If you dual-boot Fedora and Windows 10/11, and you chose to encrypt your Windows drives with Bitlocker, on a system which has a TPM security chip, you won’t be able boot Windows from Fedora’s GRUB boot loader (which appears when you start the computer). Selecting the Windows boot item will force Windows into a recovery boot and will ask you for the Bitlocker encryption passcode (which is impractical to provide for each boot).
The TPM chip is used to prevent tampering with the device. Booting into the GRUB bootloader (instead of directly into Windows) is detected as tampering and the Bitlocker encryption key is not provided by the TPM chip to the Windows operating system.

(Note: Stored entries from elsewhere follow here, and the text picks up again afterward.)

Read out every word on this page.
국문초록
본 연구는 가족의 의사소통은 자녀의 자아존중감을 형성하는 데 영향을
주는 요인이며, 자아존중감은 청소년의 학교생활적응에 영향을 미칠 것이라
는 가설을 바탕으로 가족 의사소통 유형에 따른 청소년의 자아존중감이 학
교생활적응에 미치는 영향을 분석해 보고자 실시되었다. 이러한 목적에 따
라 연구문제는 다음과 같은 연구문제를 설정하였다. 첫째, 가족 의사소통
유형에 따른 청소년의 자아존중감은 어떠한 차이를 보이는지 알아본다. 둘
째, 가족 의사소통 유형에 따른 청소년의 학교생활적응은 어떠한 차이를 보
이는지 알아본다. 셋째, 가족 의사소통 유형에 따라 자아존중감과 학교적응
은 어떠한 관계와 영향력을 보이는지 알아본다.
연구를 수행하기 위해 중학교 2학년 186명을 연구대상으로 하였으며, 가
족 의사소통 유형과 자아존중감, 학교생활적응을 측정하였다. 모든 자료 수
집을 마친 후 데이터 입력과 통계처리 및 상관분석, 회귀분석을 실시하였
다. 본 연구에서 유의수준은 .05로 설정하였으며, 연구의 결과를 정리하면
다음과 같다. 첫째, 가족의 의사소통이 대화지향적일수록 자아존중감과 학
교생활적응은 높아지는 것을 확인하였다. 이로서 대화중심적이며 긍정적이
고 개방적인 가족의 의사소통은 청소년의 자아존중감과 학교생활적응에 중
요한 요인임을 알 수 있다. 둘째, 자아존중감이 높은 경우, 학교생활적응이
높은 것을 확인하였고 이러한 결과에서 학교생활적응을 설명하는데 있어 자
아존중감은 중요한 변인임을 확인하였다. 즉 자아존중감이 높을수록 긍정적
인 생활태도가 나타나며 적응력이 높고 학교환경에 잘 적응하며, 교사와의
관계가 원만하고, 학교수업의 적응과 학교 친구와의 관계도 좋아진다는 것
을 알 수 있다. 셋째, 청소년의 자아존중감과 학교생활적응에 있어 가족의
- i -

When you want to boot into encrypted Windows installation, you must invoke an UEFI one-time boot menu (immediately after your system is started), from which you can boot into Windows directly, avoiding the GRUB boot loader. This one-time boot menu is often invoked by pressing keys such as Esc or F12, but each system has its own configuration. It’s also possible that you’ll need to enable this menu first in the UEFI setup, often accessible by pressing Esc, F1 or Enter during startup (again, each system is different, consult your system/motherboard documentation or on-screen hints during power-on).
Alternatively, power users can use the
efibootmgr tool and its
--bootnext option to specify that the next reboot should boot directly into Windows. (The exact command line is not provided here, because it differs between systems, and also because this approach is not recommended if you’re not proficient in using the command line).